A pesquisa, publicada na revista Agriculture, Ecosystems & Environment, analisou 63 locais de amostragem na região, que conecta remanescentes do bioma. Os cientistas capturaram 21 espécies de marsupiais e roedores não voadores, como cuíca e gambá-de-orelha-preta. A metodologia combinou dados de captura de fauna com mapas de uso e cobertura do solo e índices de vegetação obtidos por satélite.

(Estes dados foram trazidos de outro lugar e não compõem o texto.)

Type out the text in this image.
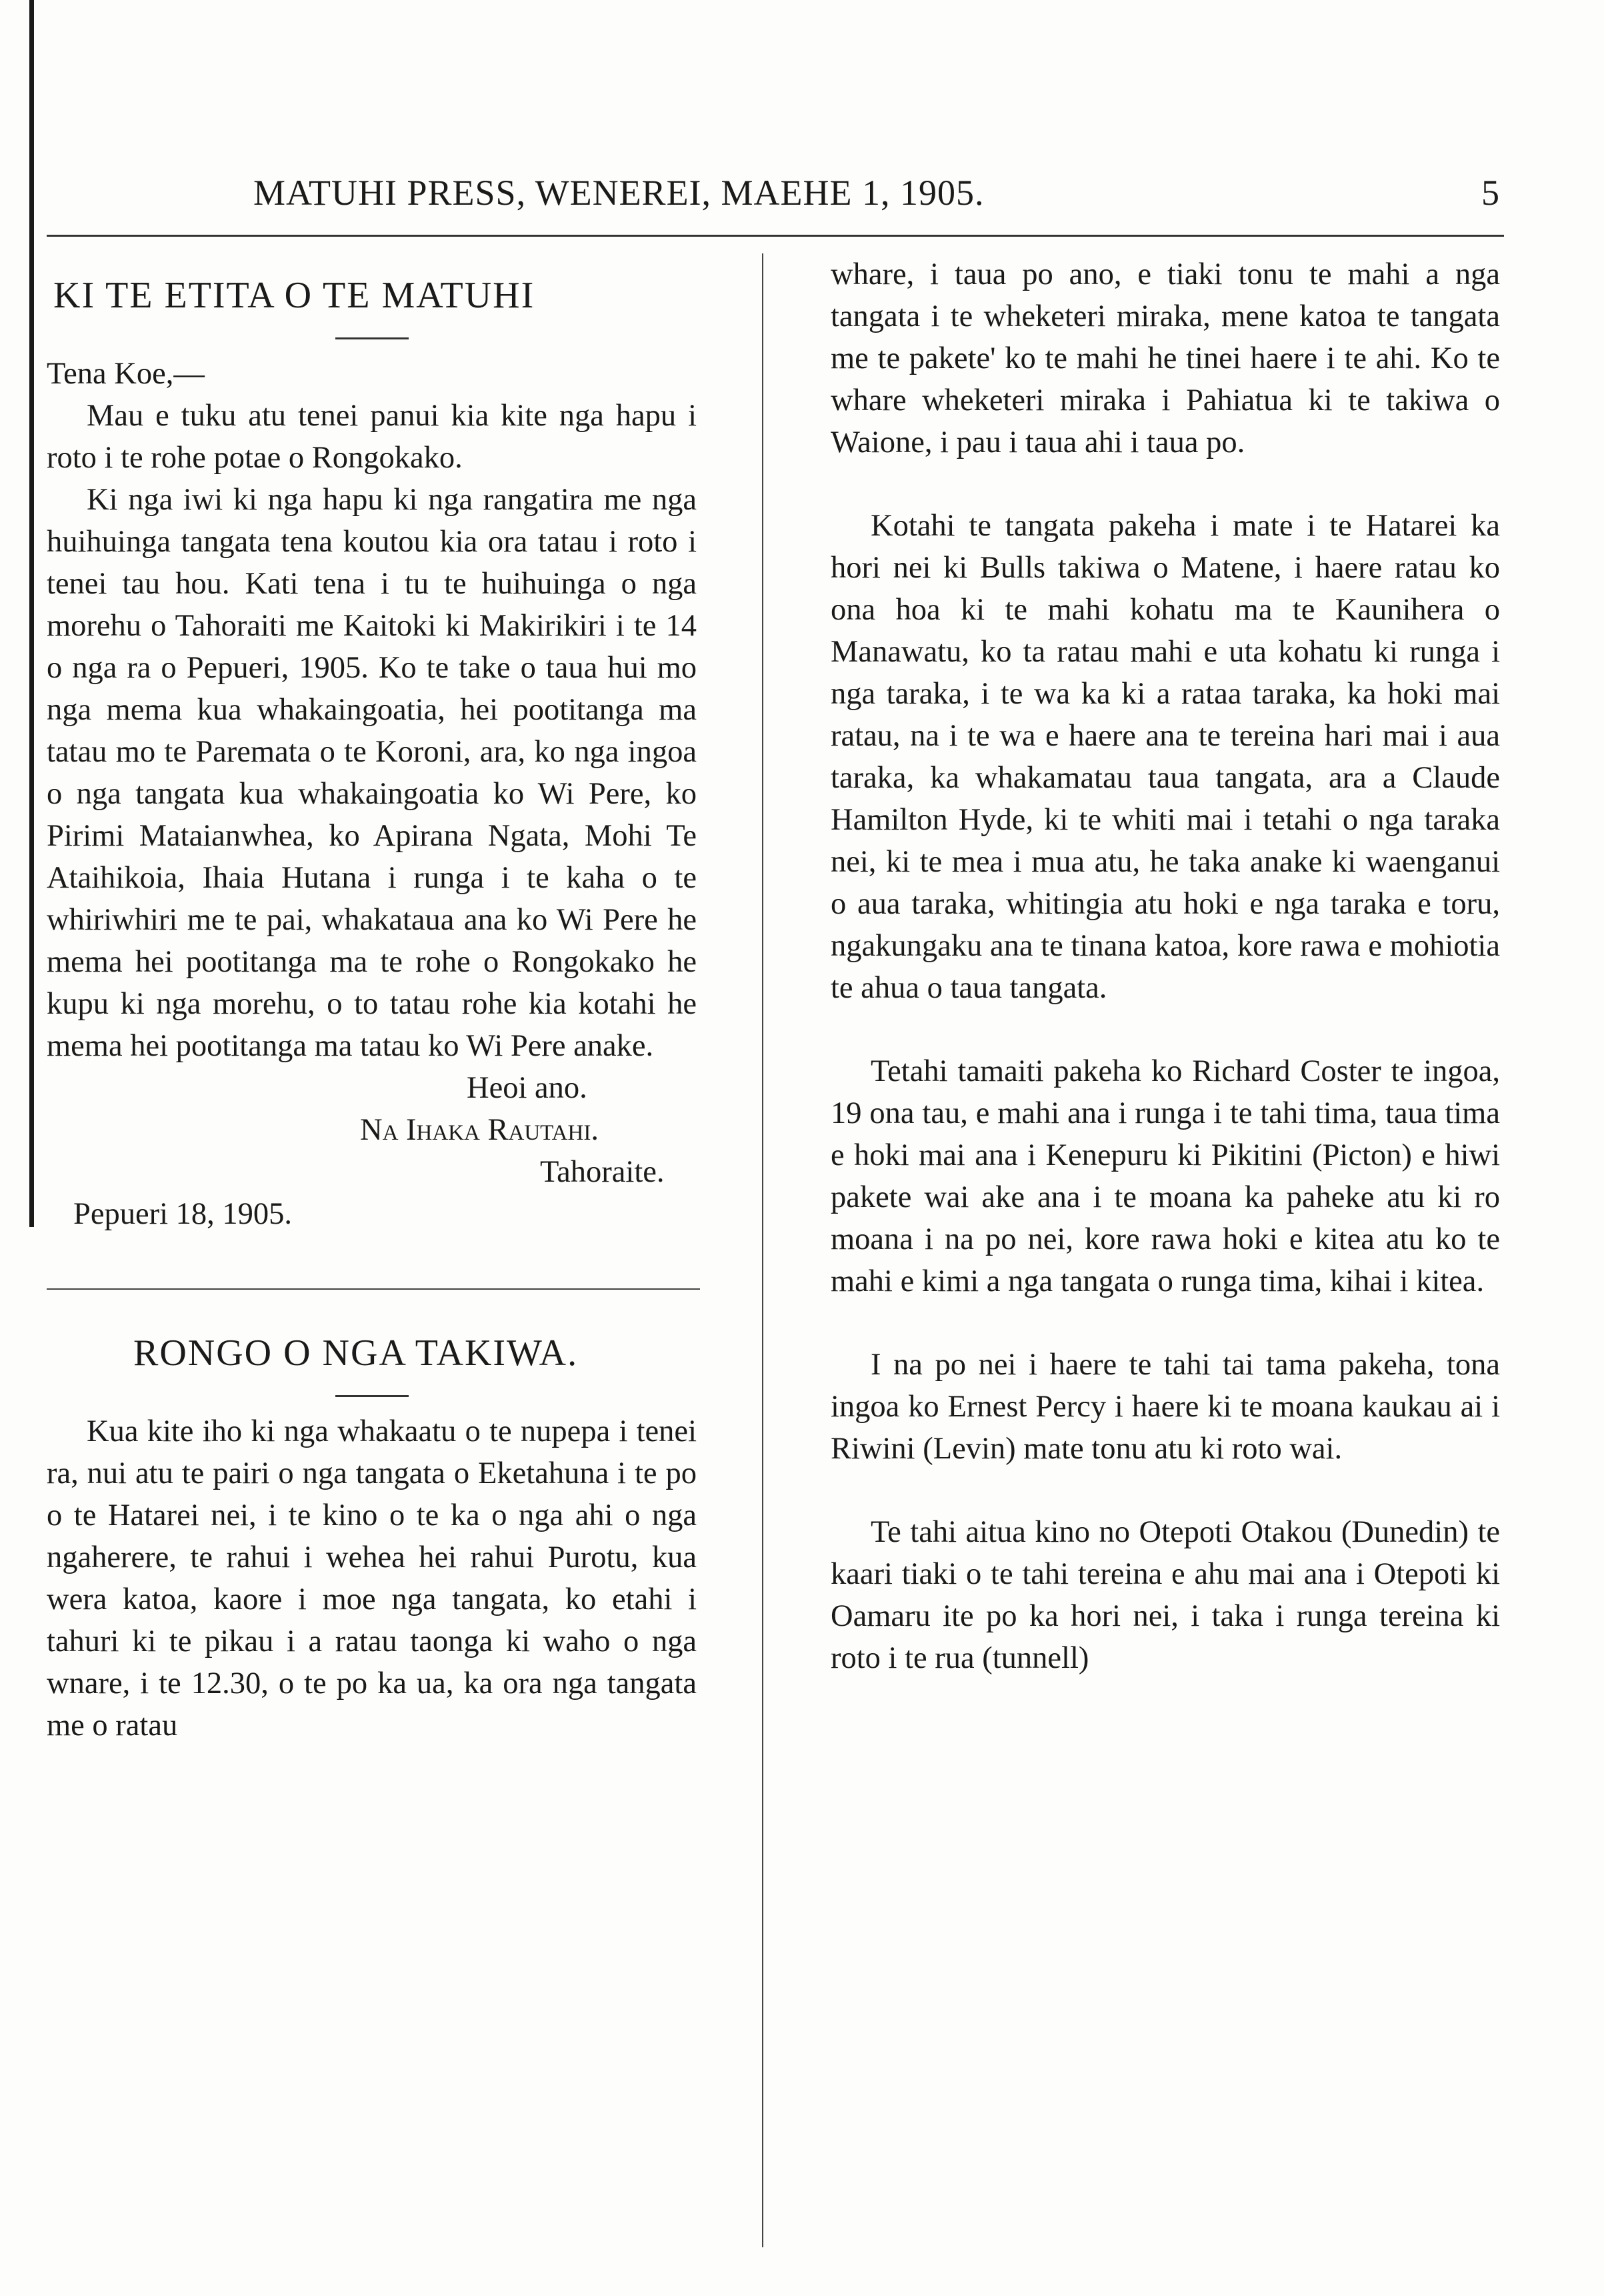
MATUHI PRESS, WENEREI, MAEHE 1, 1905.	5
KI TE ETITA O TE MATUHI

Tena Koe,—

Mau e tuku atu tenei panui kia kite nga hapu i roto i te rohe potae o Rongokako.

Ki nga iwi ki nga hapu ki nga rangatira me nga huihuinga tangata tena koutou kia ora tatau i roto i tenei tau hou. Kati tena i tu te huihuinga o nga morehu o Tahoraiti me Kaitoki ki Makirikiri i te 14 o nga ra o Pepueri, 1905. Ko te take o taua hui mo nga mema kua whakaingoatia, hei pootitanga ma tatau mo te Paremata o te Koroni, ara, ko nga ingoa o nga tangata kua whakaingoatia ko Wi Pere, ko Pirimi Mataianwhea, ko Apirana Ngata, Mohi Te Ataihikoia, Ihaia Hutana i runga i te kaha o te whiriwhiri me te pai, whakataua ana ko Wi Pere he mema hei pootitanga ma te rohe o Rongokako he kupu ki nga morehu, o to tatau rohe kia kotahi he mema hei pootitanga ma tatau ko Wi Pere anake.

Heoi ano.

Na Ihaka Rautahi.

Tahoraite.

Pepueri 18, 1905.

RONGO O NGA TAKIWA.

Kua kite iho ki nga whakaatu o te nupepa i tenei ra, nui atu te pairi o nga tangata o Eketahuna i te po o te Hatarei nei, i te kino o te ka o nga ahi o nga ngaherere, te rahui i wehea hei rahui Purotu, kua wera katoa, kaore i moe nga tangata, ko etahi i tahuri ki te pikau i a ratau taonga ki waho o nga wnare, i te 12.30, o te po ka ua, ka ora nga tangata me o ratau

whare, i taua po ano, e tiaki tonu te mahi a nga tangata i te wheketeri miraka, mene katoa te tangata me te pakete' ko te mahi he tinei haere i te ahi. Ko te whare wheketeri miraka i Pahiatua ki te takiwa o Waione, i pau i taua ahi i taua po.

Kotahi te tangata pakeha i mate i te Hatarei ka hori nei ki Bulls takiwa o Matene, i haere ratau ko ona hoa ki te mahi kohatu ma te Kaunihera o Manawatu, ko ta ratau mahi e uta kohatu ki runga i nga taraka, i te wa ka ki a rataa taraka, ka hoki mai ratau, na i te wa e haere ana te tereina hari mai i aua taraka, ka whakamatau taua tangata, ara a Claude Hamilton Hyde, ki te whiti mai i tetahi o nga taraka nei, ki te mea i mua atu, he taka anake ki waenganui o aua taraka, whitingia atu hoki e nga taraka e toru, ngakungaku ana te tinana katoa, kore rawa e mohiotia te ahua o taua tangata.

Tetahi tamaiti pakeha ko Richard Coster te ingoa, 19 ona tau, e mahi ana i runga i te tahi tima, taua tima e hoki mai ana i Kenepuru ki Pikitini (Picton) e hiwi pakete wai ake ana i te moana ka paheke atu ki ro moana i na po nei, kore rawa hoki e kitea atu ko te mahi e kimi a nga tangata o runga tima, kihai i kitea.

I na po nei i haere te tahi tai tama pakeha, tona ingoa ko Ernest Percy i haere ki te moana kaukau ai i Riwini (Levin) mate tonu atu ki roto wai.

Te tahi aitua kino no Otepoti Otakou (Dunedin) te kaari tiaki o te tahi tereina e ahu mai ana i Otepoti ki Oamaru ite po ka hori nei, i taka i runga tereina ki roto i te rua (tunnell)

A bióloga Viviane Brito Dias, pesquisadora principal, explicou que a dinâmica dos cultivos influencia a atração desses animais. Dados de vigor da vegetação mostraram que áreas de mosaico, com mudanças frequentes no uso do solo, reduziram a presença de pequenas espécies. Em contraste, áreas com poucas mudanças, como as plantações de eucalipto, apresentaram relação positiva com roedores e mamíferos.
Os pequenos mamíferos, que dependem da estrutura intermediária do habitat, são indicadores da qualidade ecológica. Segundo Dias, o trabalho busca equilibrar a necessidade de produção humana com a persistência das espécies, sugerindo formas de manejar paisagens agrícolas intercalando culturas estáveis com perenes.